In der Europäischen Union hingegen werden die Rahmenbedingungen und Anreize von den 28 Mitgliedsstaaten gesetzt und die EU-Kommission möchte derzeit keine EU-weite Quote einführen. „Wir unterscheiden nicht zwischen verschiedenen Antriebstechnologien“, sagte Kommissionsprecherin Mina Andreeva im August. Auch der Europäische Automobilherstellerverband ist gegen eine verbindliche Quote.

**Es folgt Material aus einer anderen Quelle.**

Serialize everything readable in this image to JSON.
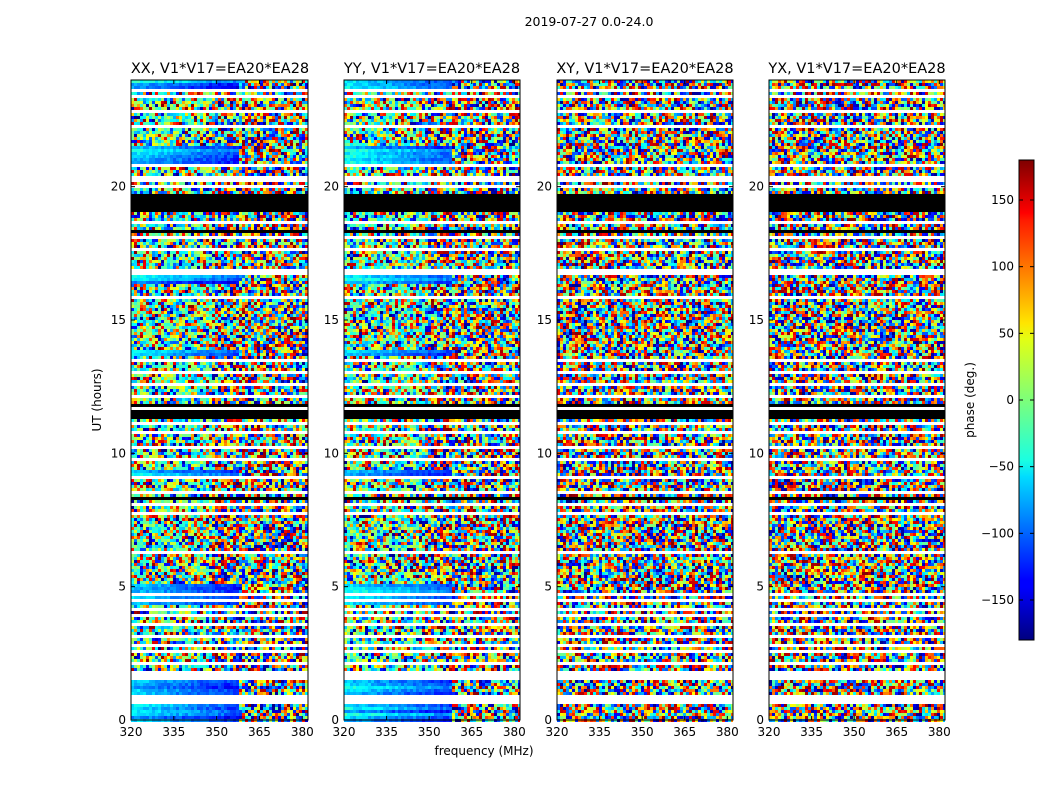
{
  "figure": {
    "suptitle": "2019-07-27 0.0-24.0"
  },
  "chart_data": {
    "type": "heatmap",
    "title": "2019-07-27 0.0-24.0",
    "xlabel": "frequency (MHz)",
    "ylabel": "UT (hours)",
    "xlim": [
      320,
      382
    ],
    "ylim": [
      0,
      24
    ],
    "x_ticks": [
      "320",
      "335",
      "350",
      "365",
      "380"
    ],
    "y_ticks": [
      "0",
      "5",
      "10",
      "15",
      "20"
    ],
    "colorbar": {
      "label": "phase (deg.)",
      "range": [
        -180,
        180
      ],
      "ticks": [
        "−150",
        "−100",
        "−50",
        "0",
        "50",
        "100",
        "150"
      ],
      "colormap": "jet"
    },
    "panels": [
      {
        "title": "XX, V1*V17=EA20*EA28",
        "phase": "coherent"
      },
      {
        "title": "YY, V1*V17=EA20*EA28",
        "phase": "coherent"
      },
      {
        "title": "XY, V1*V17=EA20*EA28",
        "phase": "noise"
      },
      {
        "title": "YX, V1*V17=EA20*EA28",
        "phase": "noise"
      }
    ],
    "flagged_ut_hours": [
      [
        0.55,
        0.95
      ],
      [
        1.45,
        1.82
      ],
      [
        2.02,
        2.12
      ],
      [
        2.5,
        2.62
      ],
      [
        2.78,
        2.86
      ],
      [
        3.1,
        3.18
      ],
      [
        3.5,
        3.6
      ],
      [
        3.85,
        3.92
      ],
      [
        4.1,
        4.16
      ],
      [
        4.44,
        4.5
      ],
      [
        4.65,
        4.71
      ],
      [
        4.98,
        5.04
      ],
      [
        5.18,
        5.24
      ],
      [
        5.5,
        5.56
      ],
      [
        5.88,
        5.94
      ],
      [
        6.25,
        6.3
      ],
      [
        6.62,
        6.68
      ],
      [
        7.0,
        7.06
      ],
      [
        7.32,
        7.38
      ],
      [
        7.72,
        7.78
      ],
      [
        8.05,
        8.1
      ],
      [
        8.48,
        8.54
      ],
      [
        9.05,
        9.1
      ],
      [
        9.75,
        9.82
      ],
      [
        10.18,
        10.24
      ],
      [
        10.7,
        10.85
      ],
      [
        11.05,
        11.15
      ],
      [
        11.6,
        11.72
      ],
      [
        12.1,
        12.16
      ],
      [
        12.55,
        12.65
      ],
      [
        13.0,
        13.06
      ],
      [
        13.45,
        13.52
      ],
      [
        13.95,
        14.0
      ],
      [
        14.4,
        14.46
      ],
      [
        14.85,
        14.9
      ],
      [
        15.3,
        15.36
      ],
      [
        15.8,
        15.86
      ],
      [
        16.2,
        16.25
      ],
      [
        16.72,
        16.86
      ],
      [
        17.2,
        17.26
      ],
      [
        17.6,
        17.66
      ],
      [
        18.05,
        18.11
      ],
      [
        18.6,
        18.66
      ],
      [
        19.0,
        19.04
      ],
      [
        19.98,
        20.08
      ],
      [
        20.2,
        20.35
      ],
      [
        20.75,
        20.82
      ],
      [
        21.5,
        21.56
      ],
      [
        22.18,
        22.32
      ],
      [
        22.8,
        22.86
      ],
      [
        23.3,
        23.4
      ],
      [
        23.55,
        23.62
      ]
    ],
    "black_ut_hours": [
      [
        19.05,
        19.72
      ],
      [
        18.25,
        18.32
      ],
      [
        17.9,
        17.95
      ],
      [
        17.45,
        17.5
      ],
      [
        15.1,
        15.15
      ],
      [
        14.55,
        14.6
      ],
      [
        12.25,
        12.32
      ],
      [
        11.25,
        11.9
      ],
      [
        10.45,
        10.5
      ],
      [
        9.6,
        9.64
      ],
      [
        8.3,
        8.34
      ]
    ]
  }
}
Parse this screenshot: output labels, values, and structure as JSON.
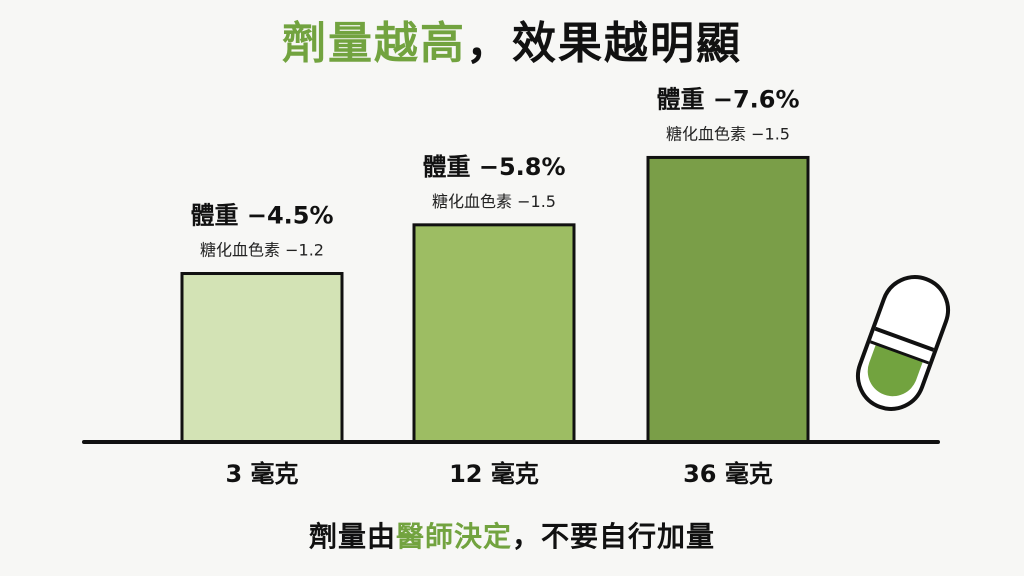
{
  "title": {
    "highlight": "劑量越高",
    "rest": "，效果越明顯"
  },
  "footer": {
    "prefix": "劑量由",
    "highlight": "醫師決定",
    "suffix": "，不要自行加量"
  },
  "colors": {
    "accent": "#72a33f",
    "bar_light": "#d3e3b5",
    "bar_mid": "#9dbd63",
    "bar_dark": "#7a9e48",
    "outline": "#111111"
  },
  "icon": "capsule-icon",
  "chart_data": {
    "type": "bar",
    "categories": [
      "3 毫克",
      "12 毫克",
      "36 毫克"
    ],
    "values": [
      4.5,
      5.8,
      7.6
    ],
    "data_labels": [
      "體重 −4.5%",
      "體重 −5.8%",
      "體重 −7.6%"
    ],
    "sub_labels": [
      "糖化血色素 −1.2",
      "糖化血色素 −1.5",
      "糖化血色素 −1.5"
    ],
    "ylim": [
      0,
      8.6
    ],
    "grid": false,
    "title": "",
    "xlabel": "",
    "ylabel": ""
  }
}
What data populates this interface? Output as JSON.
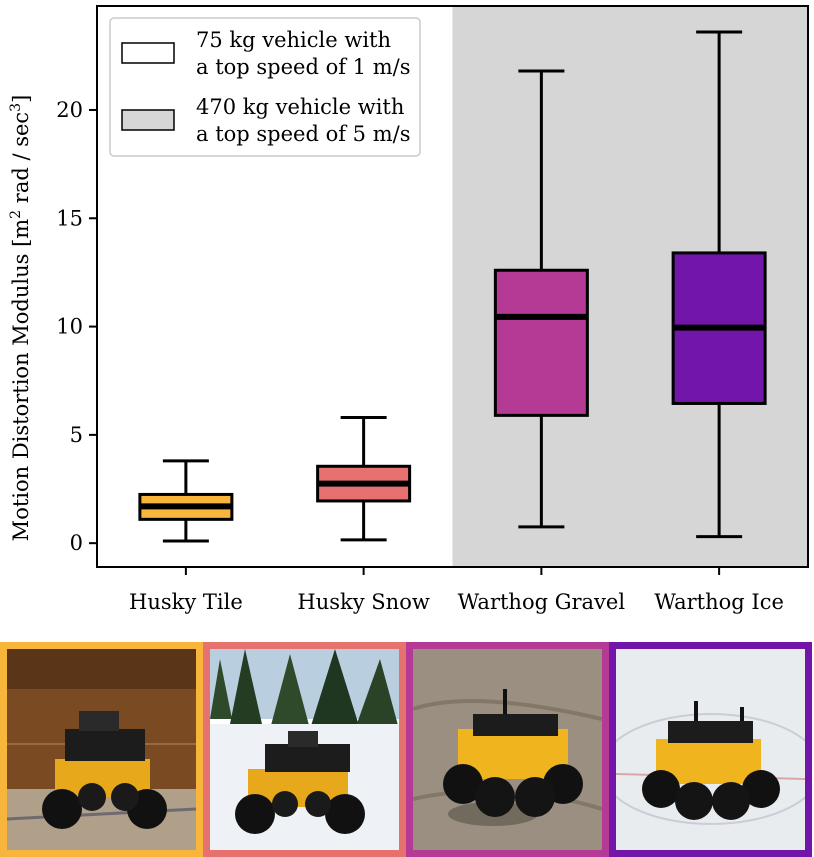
{
  "chart_data": {
    "type": "box",
    "ylabel": "Motion Distortion Modulus [m² rad / sec³]",
    "ylabel_main": "Motion Distortion Modulus [m",
    "ylabel_sup1": "2",
    "ylabel_mid": " rad / sec",
    "ylabel_sup2": "3",
    "ylabel_end": "]",
    "ylim": [
      -1.1,
      24.8
    ],
    "yticks": [
      0,
      5,
      10,
      15,
      20
    ],
    "categories": [
      "Husky Tile",
      "Husky Snow",
      "Warthog Gravel",
      "Warthog Ice"
    ],
    "boxes": [
      {
        "whislo": 0.1,
        "q1": 1.1,
        "med": 1.7,
        "q3": 2.25,
        "whishi": 3.8,
        "color": "#f7b53b"
      },
      {
        "whislo": 0.15,
        "q1": 1.95,
        "med": 2.75,
        "q3": 3.55,
        "whishi": 5.8,
        "color": "#e7716f"
      },
      {
        "whislo": 0.75,
        "q1": 5.9,
        "med": 10.45,
        "q3": 12.6,
        "whishi": 21.8,
        "color": "#b43a95"
      },
      {
        "whislo": 0.3,
        "q1": 6.45,
        "med": 9.95,
        "q3": 13.4,
        "whishi": 23.6,
        "color": "#7216a9"
      }
    ],
    "shaded_region_from_category": 2,
    "shade_color": "#d6d6d6",
    "legend": {
      "placement": "top-left",
      "entries": [
        {
          "line1": "75 kg vehicle with",
          "line2": "a top speed of 1 m/s",
          "fill": "#ffffff"
        },
        {
          "line1": "470 kg vehicle with",
          "line2": "a top speed of 5 m/s",
          "fill": "#d6d6d6"
        }
      ]
    }
  },
  "photos": [
    {
      "name": "husky-tile",
      "border": "#f7b53b"
    },
    {
      "name": "husky-snow",
      "border": "#e7716f"
    },
    {
      "name": "warthog-gravel",
      "border": "#b43a95"
    },
    {
      "name": "warthog-ice",
      "border": "#7216a9"
    }
  ]
}
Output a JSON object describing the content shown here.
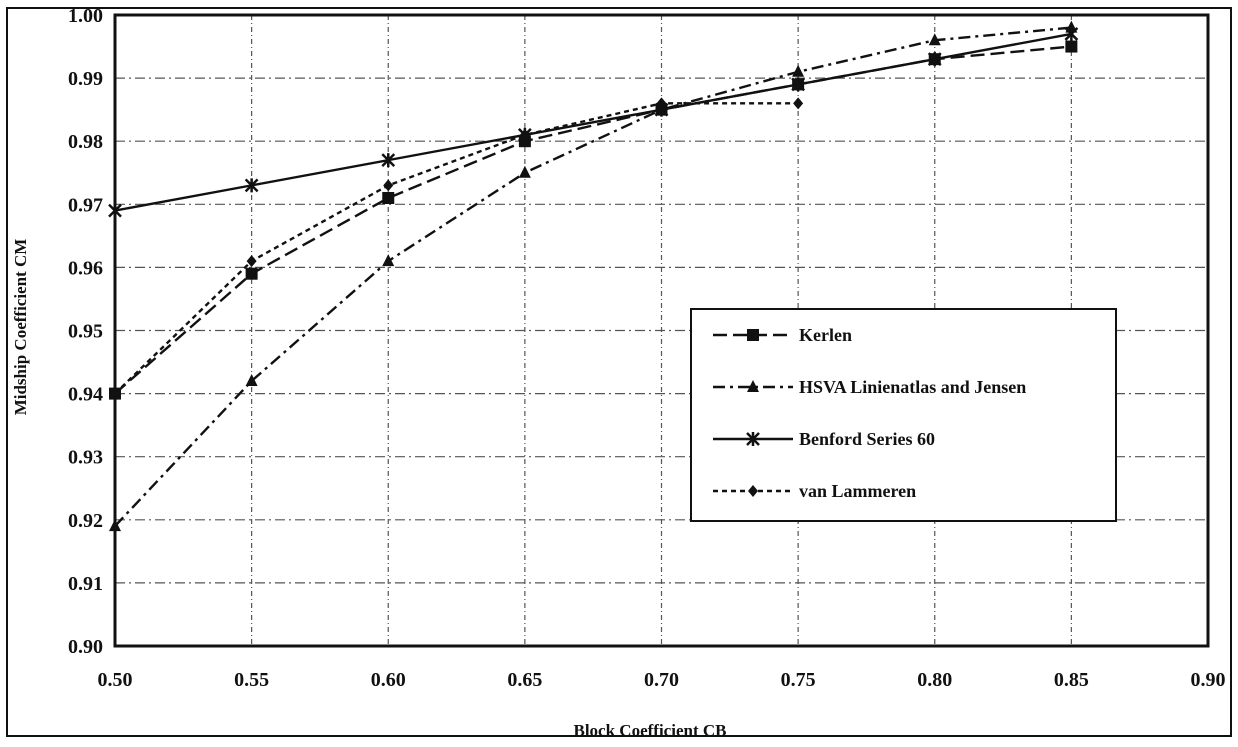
{
  "chart_data": {
    "type": "line",
    "title": "",
    "xlabel": "Block Coefficient CB",
    "ylabel": "Midship Coefficient CM",
    "xlim": [
      0.5,
      0.9
    ],
    "ylim": [
      0.9,
      1.0
    ],
    "x_ticks": [
      "0.50",
      "0.55",
      "0.60",
      "0.65",
      "0.70",
      "0.75",
      "0.80",
      "0.85",
      "0.90"
    ],
    "y_ticks": [
      "0.90",
      "0.91",
      "0.92",
      "0.93",
      "0.94",
      "0.95",
      "0.96",
      "0.97",
      "0.98",
      "0.99",
      "1.00"
    ],
    "grid": true,
    "legend_position": "right",
    "series": [
      {
        "name": "Kerlen",
        "marker": "square",
        "dash": "long-dash",
        "x": [
          0.5,
          0.55,
          0.6,
          0.65,
          0.7,
          0.75,
          0.8,
          0.85
        ],
        "y": [
          0.94,
          0.959,
          0.971,
          0.98,
          0.985,
          0.989,
          0.993,
          0.995
        ]
      },
      {
        "name": "HSVA Linienatlas and Jensen",
        "marker": "triangle",
        "dash": "dash-dot",
        "x": [
          0.5,
          0.55,
          0.6,
          0.65,
          0.7,
          0.75,
          0.8,
          0.85
        ],
        "y": [
          0.919,
          0.942,
          0.961,
          0.975,
          0.985,
          0.991,
          0.996,
          0.998
        ]
      },
      {
        "name": "Benford Series 60",
        "marker": "star",
        "dash": "solid",
        "x": [
          0.5,
          0.55,
          0.6,
          0.65,
          0.7,
          0.75,
          0.8,
          0.85
        ],
        "y": [
          0.969,
          0.973,
          0.977,
          0.981,
          0.985,
          0.989,
          0.993,
          0.997
        ]
      },
      {
        "name": "van Lammeren",
        "marker": "diamond",
        "dash": "short-dash",
        "x": [
          0.5,
          0.55,
          0.6,
          0.65,
          0.7,
          0.75
        ],
        "y": [
          0.94,
          0.961,
          0.973,
          0.981,
          0.986,
          0.986
        ]
      }
    ]
  }
}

Dudenhöffer sieht in der Quote Chinas eine gute Maßnahme, um der Elektromobilität auch in Europa zum Durchbruch zu verhelfen. „Absolut ja. Die Quote gibt Berechenbarkeit. Was will ein Investor mehr als ein klares Bild für die Zukunft. Mit der Quote kann doch jeder den Marktbedarf und seine Investitionen vernünftig kalkulieren. So wie es in Deutschland läuft ist es ein Lotteriespiel, bei dem dann Politiker vor irgendwelchen Wahlen irgendwelche, wenig verlässliche, vollmundeigen Ankündigungen machen. Das ist das Schlimmste, was einem Investor passieren kann. Wenn man den Umstieg der Mobilität will, dann muss man auch Termine und Daten dahinter setzen. Sonst bleiben nur Investitionsruinen übrig. Also, die Chinesen werden das Rennen um die Elektromobilität gewinnen, weil sie es professionell – sprich mit planbaren Parametern – also der Quote – unterfüttern.“
Einem aktuellen Bericht des Verbandes zufolge entfielen im ersten Halbjahr 2017 etwa 1,2 Prozent aller Autoverkäufe in der EU auf elektrisch aufladbare Fahrzeuge – was auch Hybridautos miteinschließt.